Fisco, la riforma partirà da Irpef e Iva

Riduzione delle aliquote Irpef da quattro a tre, razionalizzazione dell'Iva e delle agevolazioni fiscali, fino al taglio dell'Ires. Nel pentolone della nuova delega fiscale del governo sono tanti i punti su cui si sta lavorando. Il pallino è in mano al viceministro dell'Economia, Maurizio Leo, che nei giorni scorsi a un convegno sui cinquant'anni dall'introduzione dell'Iva organizzato dall'ordine dei commercialisti ha delineato anche la tabella di marcia della riforma: «Stiamo lavorando alacremente per portare entro la prima quindicina di marzo in Consiglio dei ministri un testo della riforma fiscale abbastanza strutturato e articolato».

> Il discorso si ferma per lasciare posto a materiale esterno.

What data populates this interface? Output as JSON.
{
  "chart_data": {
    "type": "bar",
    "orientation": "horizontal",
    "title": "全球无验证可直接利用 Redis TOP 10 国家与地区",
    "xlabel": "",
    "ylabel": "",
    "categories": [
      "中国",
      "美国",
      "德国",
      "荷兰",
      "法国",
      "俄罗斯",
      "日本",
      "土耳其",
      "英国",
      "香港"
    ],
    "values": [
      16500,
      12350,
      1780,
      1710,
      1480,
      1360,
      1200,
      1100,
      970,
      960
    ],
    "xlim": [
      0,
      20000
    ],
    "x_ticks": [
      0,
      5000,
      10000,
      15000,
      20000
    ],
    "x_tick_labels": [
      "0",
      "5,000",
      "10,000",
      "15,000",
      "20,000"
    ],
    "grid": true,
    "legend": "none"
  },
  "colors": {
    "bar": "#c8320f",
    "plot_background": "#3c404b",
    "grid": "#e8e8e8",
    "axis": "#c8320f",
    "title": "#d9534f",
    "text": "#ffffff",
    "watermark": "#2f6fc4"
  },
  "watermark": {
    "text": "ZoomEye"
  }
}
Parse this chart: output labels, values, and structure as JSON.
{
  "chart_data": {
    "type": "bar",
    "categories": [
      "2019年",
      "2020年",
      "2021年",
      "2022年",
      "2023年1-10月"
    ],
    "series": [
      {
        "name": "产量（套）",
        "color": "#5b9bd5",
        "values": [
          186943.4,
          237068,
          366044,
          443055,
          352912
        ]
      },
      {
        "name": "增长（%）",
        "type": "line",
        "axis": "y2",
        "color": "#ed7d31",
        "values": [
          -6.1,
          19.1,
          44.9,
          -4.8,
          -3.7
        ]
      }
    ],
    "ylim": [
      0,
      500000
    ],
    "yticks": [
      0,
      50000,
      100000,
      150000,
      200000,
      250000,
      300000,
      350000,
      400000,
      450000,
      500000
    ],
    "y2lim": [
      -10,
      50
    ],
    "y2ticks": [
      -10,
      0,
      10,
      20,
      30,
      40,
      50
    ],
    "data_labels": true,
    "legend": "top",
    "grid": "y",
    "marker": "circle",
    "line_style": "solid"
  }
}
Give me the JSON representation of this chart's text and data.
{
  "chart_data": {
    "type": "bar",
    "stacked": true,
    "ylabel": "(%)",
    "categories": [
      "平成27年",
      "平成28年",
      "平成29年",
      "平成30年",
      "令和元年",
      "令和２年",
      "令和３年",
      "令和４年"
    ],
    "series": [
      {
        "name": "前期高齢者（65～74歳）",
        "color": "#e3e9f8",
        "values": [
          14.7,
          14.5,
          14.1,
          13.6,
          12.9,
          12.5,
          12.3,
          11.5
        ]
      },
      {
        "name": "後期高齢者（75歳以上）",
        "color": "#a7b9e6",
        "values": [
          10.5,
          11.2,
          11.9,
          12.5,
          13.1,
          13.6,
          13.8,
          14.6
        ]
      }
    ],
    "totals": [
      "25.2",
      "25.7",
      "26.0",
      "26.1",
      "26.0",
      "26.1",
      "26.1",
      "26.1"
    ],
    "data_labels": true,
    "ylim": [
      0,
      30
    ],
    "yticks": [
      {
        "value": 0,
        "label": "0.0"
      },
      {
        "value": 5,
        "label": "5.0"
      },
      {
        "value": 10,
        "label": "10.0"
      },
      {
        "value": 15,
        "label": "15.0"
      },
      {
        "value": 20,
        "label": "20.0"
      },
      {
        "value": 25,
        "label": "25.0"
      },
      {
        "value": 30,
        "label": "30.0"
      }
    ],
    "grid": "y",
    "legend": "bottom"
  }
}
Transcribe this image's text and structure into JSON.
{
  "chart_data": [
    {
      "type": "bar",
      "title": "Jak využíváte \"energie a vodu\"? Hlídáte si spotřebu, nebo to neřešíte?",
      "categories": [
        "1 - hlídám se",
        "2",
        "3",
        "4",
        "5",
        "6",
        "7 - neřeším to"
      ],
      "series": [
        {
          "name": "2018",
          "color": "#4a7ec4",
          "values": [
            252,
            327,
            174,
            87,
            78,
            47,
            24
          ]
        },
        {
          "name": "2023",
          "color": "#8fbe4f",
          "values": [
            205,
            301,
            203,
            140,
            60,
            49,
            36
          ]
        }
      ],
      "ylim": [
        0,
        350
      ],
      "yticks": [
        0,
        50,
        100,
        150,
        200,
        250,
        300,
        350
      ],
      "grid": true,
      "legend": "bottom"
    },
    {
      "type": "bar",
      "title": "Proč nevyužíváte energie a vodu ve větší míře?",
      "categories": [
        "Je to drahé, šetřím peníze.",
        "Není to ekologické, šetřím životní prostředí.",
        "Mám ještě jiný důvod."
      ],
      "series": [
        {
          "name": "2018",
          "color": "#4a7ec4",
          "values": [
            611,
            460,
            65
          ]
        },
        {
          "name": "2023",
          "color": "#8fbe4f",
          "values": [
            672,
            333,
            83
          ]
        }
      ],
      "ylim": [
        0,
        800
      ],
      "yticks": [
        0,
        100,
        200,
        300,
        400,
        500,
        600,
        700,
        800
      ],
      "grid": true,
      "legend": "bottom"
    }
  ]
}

Tra i punti importanti c'è il tema dell'Irpef, con l'esecutivo Meloni che si è posto l'obiettivo di tagliare il cuneo fiscale di cinque punti entro la fine del mandato. Si andrà per passaggi con l'obiettivo di semplificare il sistema, oltre ad abbassare la pressione fiscale: il primo tornante vedrà probabilmente l'abbassamento delle aliquote da quattro (come stabilito da Draghi) a tre. Il tutto sarà accompagnato da una revisione della giungla delle agevolazioni fiscali, per recuperare risorse e far sentire un beneficio in busta paga a tutti i redditi.

Anche sull'Iva, Leo ritiene che sia necessario un intervento: «Nel settore alimentare, ad esempio, abbiamo il 4% per il pane, il 10% per la carne e il pesce e un 22% per una bottiglia d'acqua minerale, andare a razionalizzare è assolutamente necessario». E ha lanciato l'idea dell'aliquota zero, ossia l'esenzione con diritto alla detrazione per alcuni beni, come «introdotto per i vaccini» contro il Covid-19. Probabile si metta mano anche all'Ires, l'imposta sul reddito delle società, per la quale si prevede una revisione complessiva dell'impianto e un abbassamento dell'aliquota ora al 24 per cento. Nei propositi del governo, inoltre, si vorrebbe attirare investimenti di aziende estere che erano andate a produrre altrove o che sono interessate a sbarcare in Italia, incentivandole con un fisco più chiaro e caratterizzato da una tassazione inferiore.